[Python-Dev] Re: RELEASED Python 2.3.1

Sat Sep 27 22:08:31 EDT 2003

[Martin v. Löwis]
> I mostly agree: ZODB is indeed advanced, and it is indeed a good idea
> to check for presence of os.fsync before using it.
>
> While this is OT, I'd still like to question the usefulness of
> fsync(2) in the first place, for applications like ZODB. I assume
> fsync is used as a write barrier, to make sure old modifications are
> on disk, before making new changes.

That's important, but not primarily for the catastrophic error-recovery
scenarios you go on to sketch.

The most important error-recovery procedure is preventative, running backups
against a ZODB database while the database is active (Tools/repozo.py in a
recent ZODB distribution is the right tool for this).  Since a ZODB process
may run for months, it's not practical to say that backups require shutting
ZODB down.

Without both flushing and fsync'ing, the backup process can't get at all the
data that's "really" in the file.  Here's a little Python driver:

import os
fp = file('test.dat', 'wb')
guts = 'x' * 1000000

n = 0
while 1:
    fp.write(guts)
    fp.flush()
    os.fsync(fp.fileno())
    n += len(guts)
    proceed = raw_input("wrote %d so far; hit key" % n)

At least on Windows, both the flush and the fsync are necessary to see one
million bytes (via a different process) at the first prompt, two million at
the second, and so on.  With neither, another process typically sees 0 bytes
before the file gets huge.  With just one of them, it seems hard to predict,
ranging from 0 to "almost" a million additional bytes per prompt.
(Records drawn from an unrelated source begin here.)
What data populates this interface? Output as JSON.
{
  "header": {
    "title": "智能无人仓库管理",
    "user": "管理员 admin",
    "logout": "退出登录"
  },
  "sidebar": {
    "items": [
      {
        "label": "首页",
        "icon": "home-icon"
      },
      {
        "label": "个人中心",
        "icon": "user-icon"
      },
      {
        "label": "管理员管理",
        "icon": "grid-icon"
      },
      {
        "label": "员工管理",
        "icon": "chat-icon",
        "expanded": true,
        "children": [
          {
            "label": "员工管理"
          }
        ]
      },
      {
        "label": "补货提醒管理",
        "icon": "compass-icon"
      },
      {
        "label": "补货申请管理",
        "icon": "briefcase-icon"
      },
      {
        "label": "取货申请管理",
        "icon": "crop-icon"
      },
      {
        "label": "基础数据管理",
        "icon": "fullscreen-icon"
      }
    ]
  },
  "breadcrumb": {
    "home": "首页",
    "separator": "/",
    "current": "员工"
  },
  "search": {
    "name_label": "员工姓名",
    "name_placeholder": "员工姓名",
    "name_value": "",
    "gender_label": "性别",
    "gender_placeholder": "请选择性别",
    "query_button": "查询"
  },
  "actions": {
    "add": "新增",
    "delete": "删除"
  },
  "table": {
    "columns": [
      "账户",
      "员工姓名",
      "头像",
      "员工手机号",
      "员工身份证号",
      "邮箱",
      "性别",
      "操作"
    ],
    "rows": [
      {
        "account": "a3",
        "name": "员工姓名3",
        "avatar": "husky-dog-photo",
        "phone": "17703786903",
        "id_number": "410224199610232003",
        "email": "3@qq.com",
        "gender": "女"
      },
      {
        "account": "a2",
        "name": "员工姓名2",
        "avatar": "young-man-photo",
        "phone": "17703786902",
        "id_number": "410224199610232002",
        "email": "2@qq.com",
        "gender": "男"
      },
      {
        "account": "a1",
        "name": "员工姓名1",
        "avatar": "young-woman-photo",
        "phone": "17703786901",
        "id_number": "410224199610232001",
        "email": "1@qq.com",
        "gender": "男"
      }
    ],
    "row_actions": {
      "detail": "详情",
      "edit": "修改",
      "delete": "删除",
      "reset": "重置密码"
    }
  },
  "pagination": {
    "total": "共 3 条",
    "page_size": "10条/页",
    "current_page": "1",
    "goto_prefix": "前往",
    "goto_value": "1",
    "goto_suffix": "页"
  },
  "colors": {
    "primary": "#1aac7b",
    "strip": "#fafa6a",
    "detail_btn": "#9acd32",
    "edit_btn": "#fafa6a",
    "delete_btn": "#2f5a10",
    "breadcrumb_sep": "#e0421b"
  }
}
ZODB does a flush and an fsync after each transaction, so that the backup
script (or any other distinct process) sees the most recent data available.

Besides missing large gobs of newer data, without the fsync the backup
script may see incomplete data for the most recent transaction that managed
to wind up on disk, and erroneously conclude that the database is corrupted.

In short, fsync is necessary to support ZODB best practice.